Tsimmis is extremely easy to make, and it's basically like a fruit stew. The word roughly translates to mean "fuss," such as, "Don't make a big tsimmis out of it!" That makes it sound like the dish itself is difficult to make, but this is not the case. I think that it's called tsimmis because it's a big mix of crazy ingredients, a big mess of things strewn into a pot and boiled until it becomes a syrupy stew. And ya'll know how easy stew is to make, right? Tsimmis is equally easy, but more fun. It's traditionally a dish made for Rosh Hashanah, given the inclusion of carrots and honey -- sweet food for a sweet new year -- but D'.s aunt requested we make it for the seder, and we were happy to oblige. By the way, it's pronounced "Simmis," in case you were wondering. Shouldn't I have told you that a little earlier?

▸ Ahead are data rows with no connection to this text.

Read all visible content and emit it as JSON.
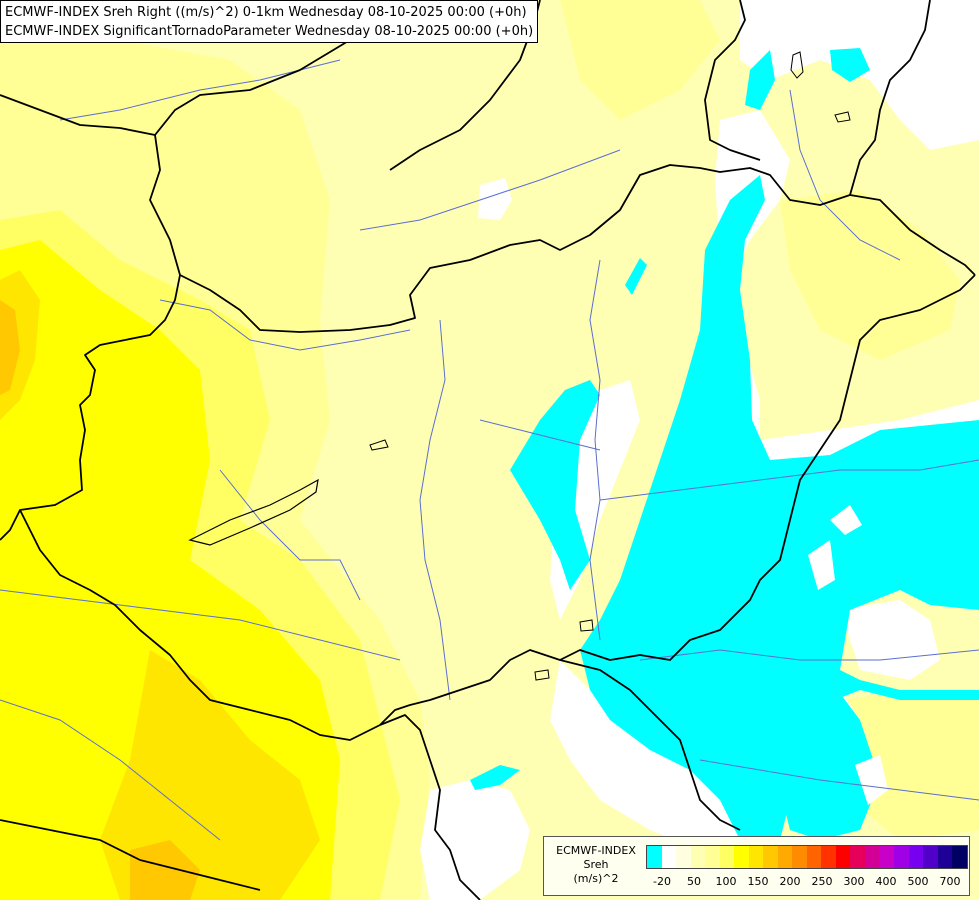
{
  "header": {
    "line1": "ECMWF-INDEX Sreh Right ((m/s)^2) 0-1km Wednesday 08-10-2025 00:00 (+0h)",
    "line2": "ECMWF-INDEX SignificantTornadoParameter Wednesday 08-10-2025 00:00 (+0h)"
  },
  "legend": {
    "title_line1": "ECMWF-INDEX",
    "title_line2": "Sreh",
    "title_line3": "(m/s)^2",
    "colors": [
      "#00ffff",
      "#ffffff",
      "#ffffe0",
      "#ffffb4",
      "#ffff96",
      "#ffff64",
      "#ffff00",
      "#ffe600",
      "#ffc800",
      "#ffaa00",
      "#ff8c00",
      "#ff6400",
      "#ff3200",
      "#ff0000",
      "#e6005a",
      "#d20096",
      "#c800c8",
      "#a000e6",
      "#7800f0",
      "#5000c8",
      "#1e0096",
      "#000064"
    ],
    "tick_labels": [
      "-20",
      "50",
      "100",
      "150",
      "200",
      "250",
      "300",
      "400",
      "500",
      "700"
    ]
  },
  "map": {
    "background": "#ffffb4",
    "layers": [
      "shading-negative-cyan",
      "shading-low-white",
      "shading-moderate-yellow",
      "country-borders",
      "rivers",
      "lakes"
    ]
  }
}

Begin by combining 1 cup of apple juice with 1 cup of water and 3/4 a cup of pineapple juice in a large, heavy saucepan. By the way, 3/4 of a cup is equal to one 6 ounce can, which is easy to find in most grocery stores. Bring this mixture to a slow boil and remove from the heat.
Add 2 cups dried apricots and 1/2 a cup of dark raisins and allow the fruit to steep for about 15 minutes, until the pieces are overly plump and juicy.
While the fruit is soaking, chop 1 pound of carrots into rounds -- don't use baby carrots for this, the large chunks are usually fresher and better for cooking. Add 1 pound of sweet potatoes, peeled and chopped. If your grocery store doesn't have a scale (mine doesn't -- you have to give your produce to a guy and he weighs it -- what is up with that?) two medium-sized sweet potatoes will usually yield enough for this recipe. The recipe also calls for 2 cups of freshly chopped pineapple, but I have a confession: we used canned (although I really enjoy chopping pineapple -- it's so satisfyingly difficult -- I was already committing to such a large recipe that it seemed overwhelming, and expensive, to chop that much pineapple. The canned stuff worked fine.)
Stir the carrots, sweet potatoes, and pineapple into the liquid and dried fruit. Add 3 good-sized strips of lemon zest, 3 tablespoons of fresh lemon juice (that's about one lemon, squeezed until it's dry,) 1/4 cup of honey, 1/4 cup of brown sugar, and a small pinch of salt. Stir until combined, then bring the mixture to a boil over high heat. Once it boils, reduce the heat to medium and simmer, covered, for ten minutes.
Uncover and continue cooking until the carrots and potatoes are soft and tender, stirring occasionally. The juice should reduce to a thick, richly-flavored sauce. Although the original recipe says that this should only take about 20 minutes, it took us much, much longer -- about 40 minutes total. I probably made the carrots and potatoes too large, so keep them small.
When the carrots and sweet potatoes are soft and pliable, remove the tsimmis from the heat and discard the cinnamon sticks. Correct the seasoning to taste: tsimmis should be sweet but not sugary, and a bit tart. Serve warm.
Or serve cold. It is excellent the next day, as the flavors really combine and become a saucy, tasty mess. Or a tasty fruit stew, I should say. It really is delicious, albeit a little strange, and it's perfect anytime, not just for holidays.
[Edit 5/25: Pictures are here! I did it in a timely fashion, too!]

1 comment:

Susan said...

Hey, K8! You're back! Cool. I'm not Jewish, either, but I do appreciate a nice fruit/veggie stew when I see one.